A comunicação a seguir foi apresentada no II Congresso Transdisciplinar Portugal-Brasil-França-Marrocos sobre a Picopatologia do Bebé (Bebê), organizado pela Universidade de Évora, Instituto Langage e com apoio da Société Marocaine de Pédopsychiatrie et Professions Associées (SMPPA), Rede Internacional de Estudos sobre Psicopatologia e Psicanálise do Infans (RIEPPI) e La Cause des Bébés em janeiro de 2020, em Évora, Portugal.

 

 

 

 

Da “Sua majestade, o bebê” ao admirável bebê novo: 

O bebê no mercado atual das Novas Tecnologias Reprodutivas. 

 

Os movimentos históricos transformam os indivíduos e a maneira pela qual nós os entendemos. Novas definições de vida, de existência, de corpo e de subjetividade são construídas e narradas pelos saberes e poderes que vigoram em determinada época. Tais variações são impulsionadas por transformações econômicas, políticas e, sobretudo, tecnológicas. Seja ao descobrir o fogo, ao inventar a roda ou ao fazer a ordenha; seja ao descobrir novos mundos, ao projetar o avião ou ao decifrar o genoma humano, o homem, essa criatura versátil, moldável e sempre inacabada, carrega em si os elementos capazes de torná-lo seu próprio arquiteto.  

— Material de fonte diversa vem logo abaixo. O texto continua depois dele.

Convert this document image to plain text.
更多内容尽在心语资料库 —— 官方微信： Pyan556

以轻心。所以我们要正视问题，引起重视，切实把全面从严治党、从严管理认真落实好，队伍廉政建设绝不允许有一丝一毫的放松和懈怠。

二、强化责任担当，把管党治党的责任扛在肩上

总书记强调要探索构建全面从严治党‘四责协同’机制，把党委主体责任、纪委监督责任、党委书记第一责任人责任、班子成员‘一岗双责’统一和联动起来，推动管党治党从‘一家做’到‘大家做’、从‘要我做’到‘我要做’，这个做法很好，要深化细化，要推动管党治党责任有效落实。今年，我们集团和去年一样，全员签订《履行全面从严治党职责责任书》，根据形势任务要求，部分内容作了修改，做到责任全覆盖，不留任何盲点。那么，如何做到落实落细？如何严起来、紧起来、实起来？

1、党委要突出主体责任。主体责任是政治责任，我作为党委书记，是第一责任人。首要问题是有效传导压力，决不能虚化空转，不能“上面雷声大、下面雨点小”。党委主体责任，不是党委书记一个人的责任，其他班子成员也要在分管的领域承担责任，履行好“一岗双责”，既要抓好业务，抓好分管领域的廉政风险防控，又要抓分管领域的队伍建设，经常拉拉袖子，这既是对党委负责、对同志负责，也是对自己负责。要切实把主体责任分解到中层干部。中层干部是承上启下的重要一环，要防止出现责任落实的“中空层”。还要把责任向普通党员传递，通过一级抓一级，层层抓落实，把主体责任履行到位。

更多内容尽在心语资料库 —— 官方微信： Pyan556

Sendo o homem o arquiteto de si, sua fantasia maior fatalmente passaria pelo desejo e poder último de engendrar outro dele mesmo livre das determinações da natureza, que desde a aurora dos tempos ditou as leis da (pro)criação. A possibilidade de autocriar-se livre de amarras foi o que o homem encontrou no desenvolvimento de tecnologias reprodutivas. Assim, a invenção tanto de técnicas de contracepção quanto de concepção evidenciou o que por muito tempo foi inconcebível: a ausência de uma ordem tanto natural quanto simbólica que regule a diferença sexual e geracional. Da pílula anticoncepcional, passando pelo bebê de proveta e vislumbrando à clonagem humana, um admirável homem novo é moldado e, para tal, um admirável bebê novo é programado. A arte de controlar as almas se tornou-se ciência. 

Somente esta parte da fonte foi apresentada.